Der Vater, wieder ganz genesen, lässt der Tochter größtmögliche Freiheit. Mit dem Malen als Beruf hat er sich arrangiert. Leichter fiel das der Mutter. „Die Mama ist da ganz cool“, sagt Agnes Wieser. „Sie geht davon aus, dass schon gelingt, was ich mach‘“, sagt die Tochter. „Das kann man schon brauchen, dass jemand an einen glaubt.“

So genießt sie ihre Flexibilität, den freien Kopf und dass sie „jede freie Sekunde mit Malen verbringen“ kann, weil auch Freund Martin, den sie bei einer ihrer Ausstellungen kennenlernte, Verständnis hat und sie unterstützt – „auch wenn er manchmal durch die Kunst a bissl zu wenig Aufmerksamkeit bekommt“.

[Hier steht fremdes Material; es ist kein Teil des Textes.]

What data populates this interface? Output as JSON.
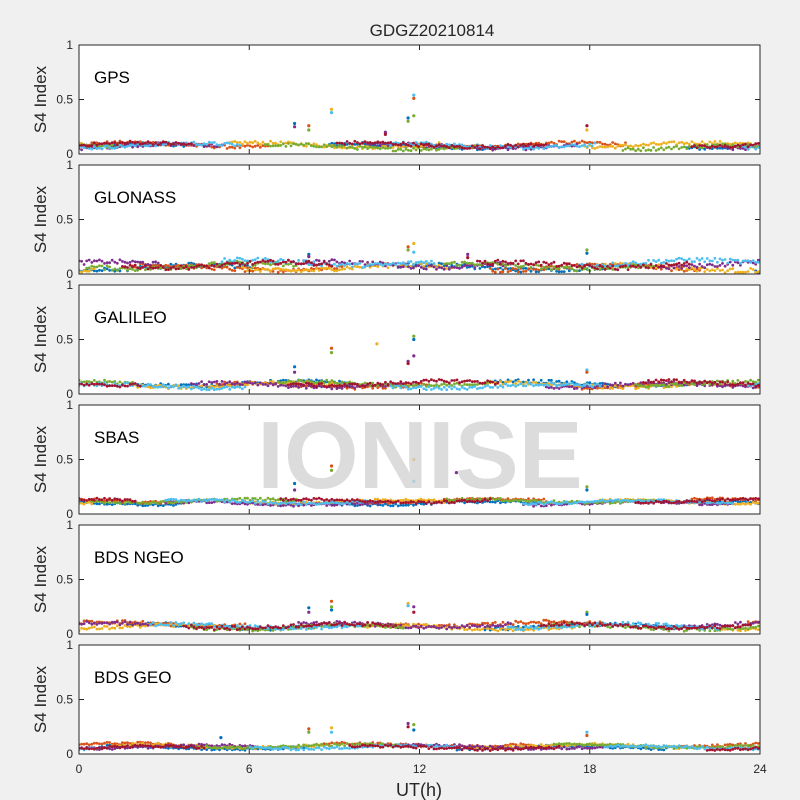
{
  "chart_data": {
    "type": "scatter",
    "title": "GDGZ20210814",
    "xlabel": "UT(h)",
    "ylabel": "S4 Index",
    "xlim": [
      0,
      24
    ],
    "ylim": [
      0,
      1
    ],
    "xticks": [
      0,
      6,
      12,
      18,
      24
    ],
    "yticks": [
      0,
      0.5,
      1
    ],
    "xtick_labels": [
      "0",
      "6",
      "12",
      "18",
      "24"
    ],
    "ytick_labels": [
      "0",
      "0.5",
      "1"
    ],
    "watermark": "IONISE",
    "series_colors": [
      "#0072bd",
      "#d95319",
      "#edb120",
      "#7e2f8e",
      "#77ac30",
      "#4dbeee",
      "#a2142f"
    ],
    "grid": false,
    "legend": "none",
    "panels": [
      {
        "label": "GPS",
        "baseline": 0.08,
        "spread": 0.04,
        "spikes": [
          {
            "x": 7.6,
            "y": [
              0.28,
              0.25
            ]
          },
          {
            "x": 8.1,
            "y": [
              0.26,
              0.22
            ]
          },
          {
            "x": 8.9,
            "y": [
              0.41,
              0.38
            ]
          },
          {
            "x": 10.8,
            "y": [
              0.2,
              0.18
            ]
          },
          {
            "x": 11.6,
            "y": [
              0.3,
              0.33
            ]
          },
          {
            "x": 11.8,
            "y": [
              0.54,
              0.51,
              0.35
            ]
          },
          {
            "x": 17.9,
            "y": [
              0.26,
              0.22
            ]
          }
        ]
      },
      {
        "label": "GLONASS",
        "baseline": 0.08,
        "spread": 0.05,
        "spikes": [
          {
            "x": 8.1,
            "y": [
              0.18,
              0.16
            ]
          },
          {
            "x": 11.6,
            "y": [
              0.25,
              0.22
            ]
          },
          {
            "x": 11.8,
            "y": [
              0.28,
              0.2
            ]
          },
          {
            "x": 13.7,
            "y": [
              0.18,
              0.15
            ]
          },
          {
            "x": 17.9,
            "y": [
              0.22,
              0.19
            ]
          }
        ]
      },
      {
        "label": "GALILEO",
        "baseline": 0.08,
        "spread": 0.04,
        "spikes": [
          {
            "x": 7.6,
            "y": [
              0.25,
              0.2
            ]
          },
          {
            "x": 8.9,
            "y": [
              0.42,
              0.38
            ]
          },
          {
            "x": 10.5,
            "y": [
              0.46
            ]
          },
          {
            "x": 11.6,
            "y": [
              0.3,
              0.28
            ]
          },
          {
            "x": 11.8,
            "y": [
              0.53,
              0.5,
              0.35
            ]
          },
          {
            "x": 17.9,
            "y": [
              0.22,
              0.2
            ]
          }
        ]
      },
      {
        "label": "SBAS",
        "baseline": 0.11,
        "spread": 0.03,
        "spikes": [
          {
            "x": 7.6,
            "y": [
              0.28,
              0.22
            ]
          },
          {
            "x": 8.9,
            "y": [
              0.44,
              0.4
            ]
          },
          {
            "x": 11.8,
            "y": [
              0.5,
              0.3
            ]
          },
          {
            "x": 13.3,
            "y": [
              0.38
            ]
          },
          {
            "x": 17.9,
            "y": [
              0.25,
              0.22
            ]
          }
        ]
      },
      {
        "label": "BDS NGEO",
        "baseline": 0.08,
        "spread": 0.04,
        "spikes": [
          {
            "x": 8.1,
            "y": [
              0.24,
              0.2
            ]
          },
          {
            "x": 8.9,
            "y": [
              0.3,
              0.25,
              0.22
            ]
          },
          {
            "x": 11.6,
            "y": [
              0.28,
              0.26
            ]
          },
          {
            "x": 11.8,
            "y": [
              0.25,
              0.2
            ]
          },
          {
            "x": 17.9,
            "y": [
              0.2,
              0.18
            ]
          }
        ]
      },
      {
        "label": "BDS GEO",
        "baseline": 0.07,
        "spread": 0.03,
        "spikes": [
          {
            "x": 5.0,
            "y": [
              0.15
            ]
          },
          {
            "x": 8.1,
            "y": [
              0.23,
              0.2
            ]
          },
          {
            "x": 8.9,
            "y": [
              0.24,
              0.2
            ]
          },
          {
            "x": 11.6,
            "y": [
              0.28,
              0.25
            ]
          },
          {
            "x": 11.8,
            "y": [
              0.27,
              0.22
            ]
          },
          {
            "x": 17.9,
            "y": [
              0.2,
              0.17
            ]
          }
        ]
      }
    ]
  }
}
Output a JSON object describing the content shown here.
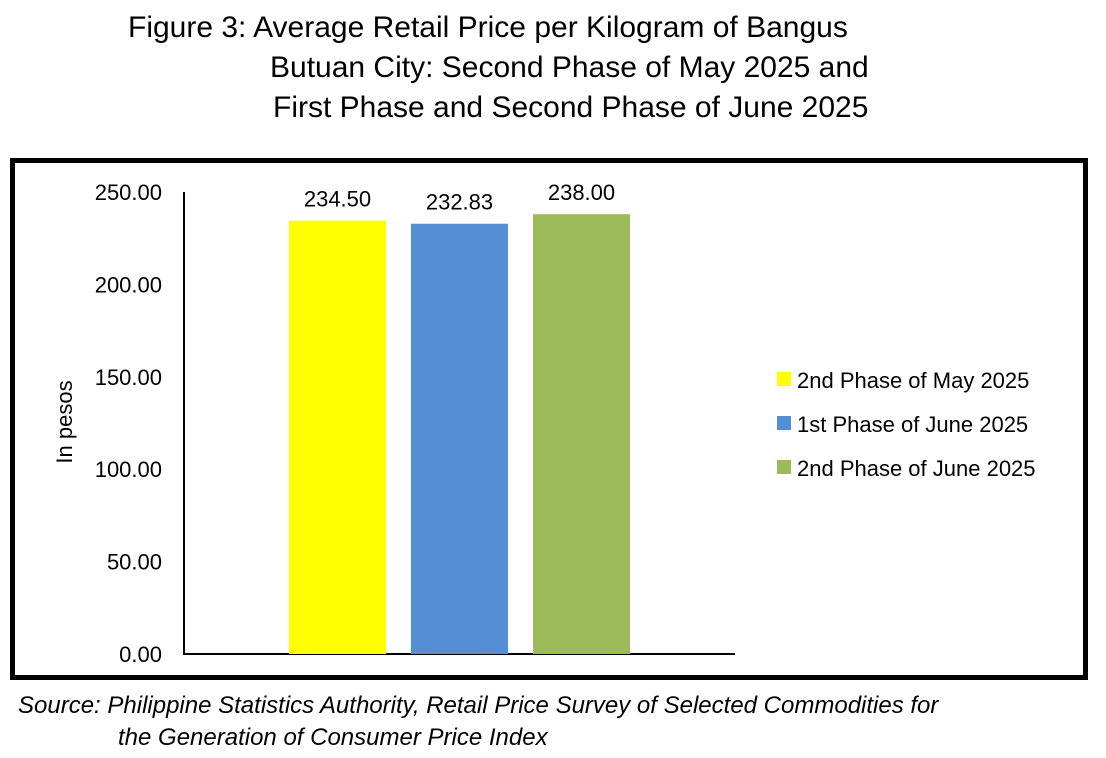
{
  "title": {
    "line1": "Figure 3: Average Retail Price per Kilogram of Bangus",
    "line2": "Butuan City: Second Phase of May 2025 and",
    "line3": "First Phase and Second Phase of June 2025"
  },
  "source": {
    "line1": "Source: Philippine Statistics Authority, Retail Price Survey of Selected Commodities for",
    "line2": "the Generation of Consumer Price Index"
  },
  "chart_data": {
    "type": "bar",
    "title": "Figure 3: Average Retail Price per Kilogram of Bangus Butuan City: Second Phase of May 2025 and First Phase and Second Phase of June 2025",
    "xlabel": "",
    "ylabel": "In pesos",
    "ylim": [
      0,
      250
    ],
    "yticks": [
      "0.00",
      "50.00",
      "100.00",
      "150.00",
      "200.00",
      "250.00"
    ],
    "grid": false,
    "legend_position": "right",
    "series": [
      {
        "name": "2nd Phase of May 2025",
        "values": [
          234.5
        ],
        "label": "234.50",
        "color": "#FFFF00"
      },
      {
        "name": "1st Phase of June 2025",
        "values": [
          232.83
        ],
        "label": "232.83",
        "color": "#558ED5"
      },
      {
        "name": "2nd Phase of June 2025",
        "values": [
          238.0
        ],
        "label": "238.00",
        "color": "#9BBB59"
      }
    ]
  }
}
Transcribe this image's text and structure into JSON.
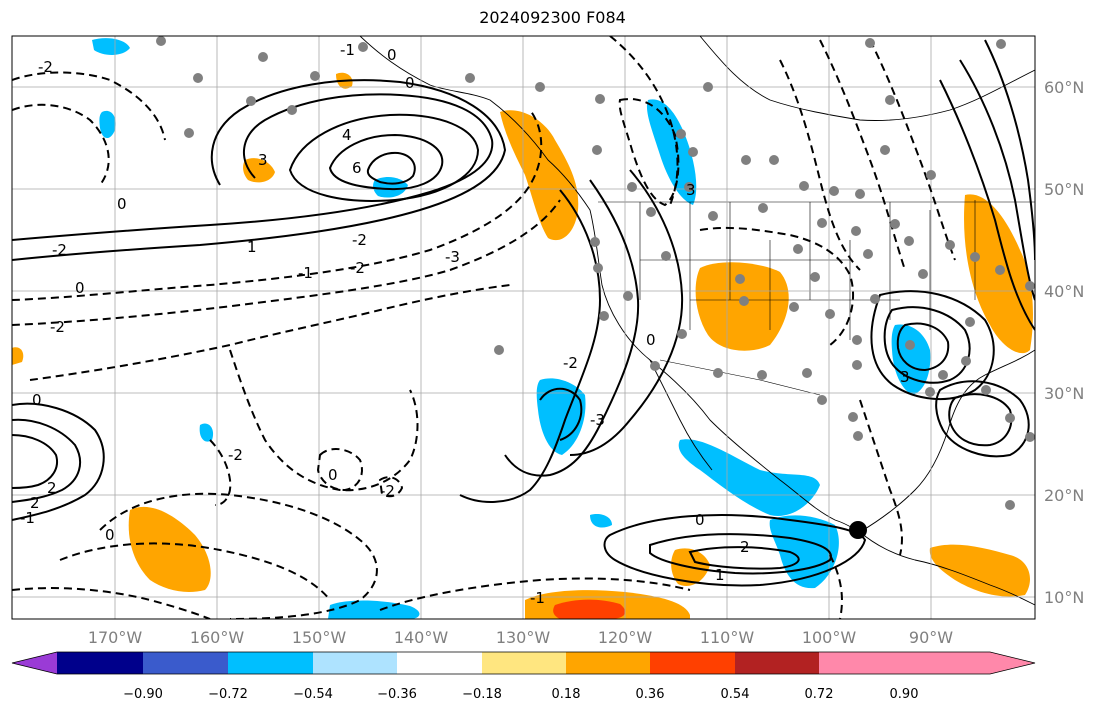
{
  "title": "2024092300 F084",
  "map": {
    "longitude_labels": [
      "170°W",
      "160°W",
      "150°W",
      "140°W",
      "130°W",
      "120°W",
      "110°W",
      "100°W",
      "90°W"
    ],
    "latitude_labels": [
      "60°N",
      "50°N",
      "40°N",
      "30°N",
      "20°N",
      "10°N"
    ],
    "grid": true,
    "colorbar": {
      "ticks": [
        "−0.90",
        "−0.72",
        "−0.54",
        "−0.36",
        "−0.18",
        "0.18",
        "0.36",
        "0.54",
        "0.72",
        "0.90"
      ],
      "colors": [
        "#9a3bd6",
        "#00008b",
        "#3a5bcc",
        "#00bfff",
        "#aee3ff",
        "#ffffff",
        "#ffe680",
        "#ffa500",
        "#ff4000",
        "#b22222",
        "#ff88aa"
      ]
    },
    "contour_labels": [
      "-1",
      "0",
      "0",
      "-2",
      "4",
      "6",
      "0",
      "-1",
      "-2",
      "1",
      "-2",
      "-3",
      "-2",
      "0",
      "-2",
      "-2",
      "0",
      "-1",
      "0",
      "2",
      "2",
      "3",
      "0",
      "-2",
      "3",
      "0",
      "-2",
      "2",
      "1",
      "-1",
      "-3",
      "0",
      "3"
    ]
  }
}
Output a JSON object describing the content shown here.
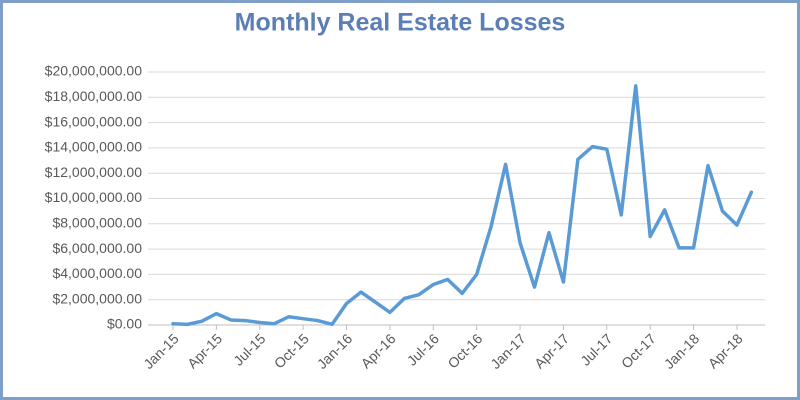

Nur keine Zeit verplempern

Nur „keine Zeit verplempern“, ist ihre Devise. Zumal sie noch viel mehr davon brauchen könnte, um all ihre Ideen umzusetzen. Früh steht sie dafür auf, weil sich ohnehin jeder Tag zu kurz anfühlt für die fleißige Künstlerin. Schon als Kind hat sie genau beobachtet und viel probiert. Hat als Heranwachsende Skizzenbücher gefüllt statt Tagebuch zu schreiben und das fachliche Rüstzeug etwa bei einem Kirchenmaler und Restaurator sowie als Studentin der auf moderne Malerei spezialisierten Akademie der Bildenden Künste in Kolbermoor vertieft, wo sie unter anderem bei Professor Markus Lüperz „Malerei und Zeichnung“ belegte.

Gut realistisch zeichnen zu können, ist für Wieser Grundlage jeder abstrakten Darstellung. Besonders interessieren sie Menschen. Wie sie deren Wesen darstellt. „Das muss nicht immer lieblich sein“, sagt sie und zeigt an einer Folge von Fotos, wie so ein Bild entsteht. Manchmal auf einem anderen, das ihr nicht wert ist, es zu bewahren. Sonst auf einer neuen Leinwand, die sie mit Farbresten grundiert. Die nächste Schicht sind Skizzen, die sie teilweise mit Edding anfertigt. Hingekritzelte Gedankenstrudel, die an Wimmelbilder in Schwarz-Weiß erinnern. Dann kommt die Farbe. Immer selbst gemischt und aktuell vorzugsweise in Acryl.

Wieser trägt im wahrsten Sinn des Wortes dick auf. „Ich will Bilder malen, die einem auf gute Art und Weise was geben“, sagt sie und dass es nicht nötig sei, dass sie einen damit runterzieht. Auch dann nicht, wenn sie durchaus animieren, hinter die farbenfrohe Fassade zu schauen, wie bei der Reihe „Bunte Fantasien“, von denen einige im Oberbräu zu sehen sind: um „trotz oder gerade wegen Corona einen kleinen Gegenpol zu dieser bedrückenden Zeit zu schaffen“.

Die Ausstellung

„Agnes Wieser: Bunt“ ist bislang voraussichtlich ab 12. Januar 2021 in Holzkirchen im Foyer des Kultur im Oberbräu wieder zu sehen (Dienstag bis Samstag 11.30 bis 13 und 17.30 bis 19 Uhr). Immer zugänglich sind ihre beiden großen Köpfe an der von mehreren Künstlern gestalteten Wand zwischen Atrium und Bahnhofsgelände.